Persistent reduction of the glomerular filtration rate to less than 60 ml/min/ 1.73 sq. m

In the absence of other renal injury markets (see the recommendation)

Pathomorphological renal tissue changes detected by means of intravital nephrobiopsy

Should be taken into account; changes clearly testifying to chronization of the process (sclerotic changes in the kidneys, changes in the membranes, etc.)

CKD is an over-nosologic notion; at the same time, it is not a formal umbrella term for chronic renal injuries of different nature.

The reasons for singling out this notion are based on the unity of the main pathogenetic progression mechanisms of the pathological process in the kidneys, similarity of many risk factors for disease development and progression in case of renal injuries of different etiology and primary and secondary prevention measures arising from it.

The diagnosis of CKD should be made on the basis of the following criteria: 

  1. Presence of any clinical renal injury markets confirmed at the interval of not less than 3 months;
  2. Any markers of irreversible structural renal changes detected once by means of an intravital morphologic examination of the organ or imaging techniques;
  3. Reduction of the glomerular filtration rate (GFR) < 60 ml/min/ 1.73 sq. m during 3+ months regardless of the presence of other renal injury signs.

In 2007, the World Health Organization (WHO) considerably specified the category N18 (previously, this code was designated to chronic renal failure) of the International Classification of Diseases (ICD-10). In order to maintain the generally accepted diagnosis structure, it is advisable to indicate the chronic kidney disease diagnosis after the primary disease; in this case, a disease code is indicated according to the ICD by the primary disease.

If the etiology of renal function disorder is unclear, the main diagnosis can be indicated as chronic kidney disease coded by the category N18 (where N18.1 — chronic kidney disease, stage 1; N18.2 — chronic kidney disease, stage 2, etc.). 

CKD stages

ICD-10 code (as amended as of October 2007)**

ICD-10 description



CKD, stage 1, kidney damage with normal or increased GFR (>90 ml/min)



CKD, stage 2, kidney damage with mildly decreased GFR (60-89 ml/min)
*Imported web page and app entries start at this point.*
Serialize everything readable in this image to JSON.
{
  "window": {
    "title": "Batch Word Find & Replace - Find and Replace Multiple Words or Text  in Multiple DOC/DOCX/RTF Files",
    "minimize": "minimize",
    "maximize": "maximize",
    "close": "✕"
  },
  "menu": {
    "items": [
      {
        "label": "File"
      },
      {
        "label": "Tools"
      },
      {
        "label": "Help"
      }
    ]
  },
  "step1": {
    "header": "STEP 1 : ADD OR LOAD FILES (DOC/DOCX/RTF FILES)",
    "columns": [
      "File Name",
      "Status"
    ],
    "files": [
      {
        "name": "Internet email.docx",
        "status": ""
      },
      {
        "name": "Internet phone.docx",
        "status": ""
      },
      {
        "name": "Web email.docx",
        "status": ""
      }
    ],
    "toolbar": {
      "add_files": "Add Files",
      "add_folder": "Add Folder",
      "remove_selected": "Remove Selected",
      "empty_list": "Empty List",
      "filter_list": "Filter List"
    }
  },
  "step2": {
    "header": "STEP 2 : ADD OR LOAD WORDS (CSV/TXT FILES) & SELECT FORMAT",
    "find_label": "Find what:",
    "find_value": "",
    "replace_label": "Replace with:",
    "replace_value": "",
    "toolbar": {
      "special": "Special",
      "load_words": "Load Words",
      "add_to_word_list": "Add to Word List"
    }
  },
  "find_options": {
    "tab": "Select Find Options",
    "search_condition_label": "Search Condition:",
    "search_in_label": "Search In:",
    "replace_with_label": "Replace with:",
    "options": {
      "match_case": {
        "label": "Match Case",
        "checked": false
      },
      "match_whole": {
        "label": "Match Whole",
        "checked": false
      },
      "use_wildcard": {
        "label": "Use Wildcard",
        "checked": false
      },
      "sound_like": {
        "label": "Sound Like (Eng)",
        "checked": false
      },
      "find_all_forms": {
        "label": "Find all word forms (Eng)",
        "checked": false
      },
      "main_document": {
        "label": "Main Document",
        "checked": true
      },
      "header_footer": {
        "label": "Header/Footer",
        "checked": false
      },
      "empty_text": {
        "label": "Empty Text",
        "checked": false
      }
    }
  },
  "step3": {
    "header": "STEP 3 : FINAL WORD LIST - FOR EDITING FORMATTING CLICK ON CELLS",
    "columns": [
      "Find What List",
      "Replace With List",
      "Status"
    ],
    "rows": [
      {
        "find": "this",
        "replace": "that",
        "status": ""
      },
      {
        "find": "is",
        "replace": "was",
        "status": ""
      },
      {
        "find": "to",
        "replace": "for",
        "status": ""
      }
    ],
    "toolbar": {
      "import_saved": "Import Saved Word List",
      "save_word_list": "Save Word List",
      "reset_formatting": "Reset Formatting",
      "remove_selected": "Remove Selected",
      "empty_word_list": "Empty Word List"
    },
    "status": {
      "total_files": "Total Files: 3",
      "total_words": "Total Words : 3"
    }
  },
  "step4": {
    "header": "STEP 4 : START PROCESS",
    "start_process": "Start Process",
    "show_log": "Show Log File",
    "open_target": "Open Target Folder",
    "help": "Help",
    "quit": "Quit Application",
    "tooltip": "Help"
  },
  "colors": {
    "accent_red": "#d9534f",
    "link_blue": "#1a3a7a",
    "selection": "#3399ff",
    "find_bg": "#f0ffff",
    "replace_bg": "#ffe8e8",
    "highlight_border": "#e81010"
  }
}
CKD, stage 3, kidney damage with moderately decreased GFR (30-59 ml/min)




CKD, stage 4, kidney damage with severely decreased GFR (15-29 ml/min)
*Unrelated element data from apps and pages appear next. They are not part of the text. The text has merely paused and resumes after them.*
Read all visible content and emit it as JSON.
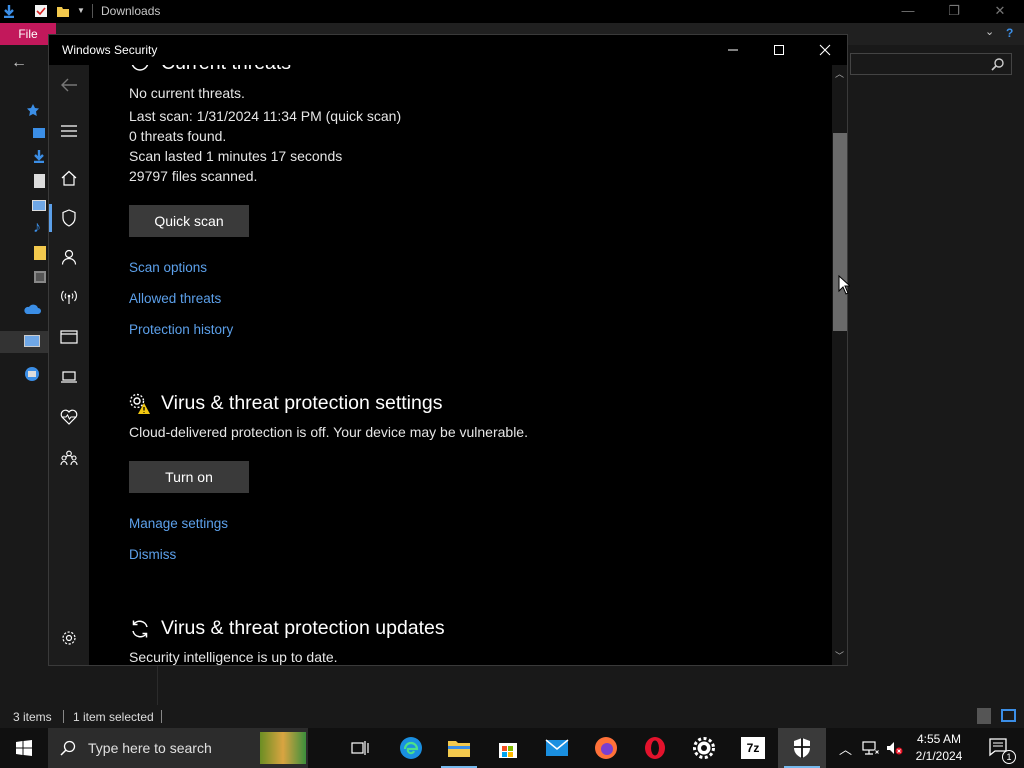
{
  "explorer": {
    "title": "Downloads",
    "file_tab": "File",
    "status_items": "3 items",
    "status_selected": "1 item selected"
  },
  "security_window": {
    "title": "Windows Security",
    "current_threats": {
      "heading": "Current threats",
      "lines": [
        "No current threats.",
        "Last scan: 1/31/2024 11:34 PM (quick scan)",
        "0 threats found.",
        "Scan lasted 1 minutes 17 seconds",
        "29797 files scanned."
      ],
      "quick_scan_button": "Quick scan",
      "links": [
        "Scan options",
        "Allowed threats",
        "Protection history"
      ]
    },
    "protection_settings": {
      "heading": "Virus & threat protection settings",
      "message": "Cloud-delivered protection is off. Your device may be vulnerable.",
      "turn_on_button": "Turn on",
      "links": [
        "Manage settings",
        "Dismiss"
      ]
    },
    "updates": {
      "heading": "Virus & threat protection updates",
      "message": "Security intelligence is up to date."
    },
    "scroll_fraction": 0.33
  },
  "taskbar": {
    "search_placeholder": "Type here to search",
    "time": "4:55 AM",
    "date": "2/1/2024",
    "notification_count": "1"
  },
  "colors": {
    "link": "#5ca0ea",
    "file_tab": "#c2185b",
    "button": "#3a3a3a"
  }
}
CKD, stage 5, chronic uremia, end-stage kidney disease (including RRT cases (dialysis and transplantation)

 * - in order to specify CKD etiology, it is necessary to use the corresponding disease codes 

**- Code N18.9 is designated to unspecified CKD

Need to Detect Early-Stage CKD in Children

Children have their own list of diseases causing CKD:

1. Polycystic kidney disease or other genetic renal diseases in the family anamnesis.
2. Low birth weight.
3. Acute renal failure as a result of perinatal hypoxemia or other acute renal injuries.
4. Renal dysplasia or hypoplasia.
5. Urological abnormalities, especially obstructive uropathies.
6. Vesicoureteric reflux connected with repeated urinary tract infections and renal cicatrization.
7. Acute nephritis or nephrotic syndrome in the anamnesis.
8. Hemolytic-uremic syndrome in the anamnesis.
9. Schonlein-Henoch disease in the anamnesis.
10. Diabetes mellitus.
11. Systemic lupus erythematosus.
12. Hypertension in the anamnesis, in particular, as a result of renal artery or vein thrombosis in the perinatal period.

Children with impaired physical development (growth retardation, low body weight), rickets-like skeleton deformation, metabolic acidosis, early emerged anemia, polyuria, polydipsia, proteinuria, hypertension, impaired concentration function of the kidneys represent the CKD risk group, which requires thorough examinations of these patients and prescription of corrective and replacement therapy in order to slow down the CKD progression.

Congenital, hereditary and acquired renal diseases in children can potentially lead to unfavorable outcomes – chronic kidney disease (CKD) and CRF.

The need to detect CKD in children at the early stage is a socially important goal: the earlier the detection of CKD risk factors in children will be initiated, the larger number of people will remain healthy and employable. In addition, it will significantly reduce the risk of concomitant diseases in such children.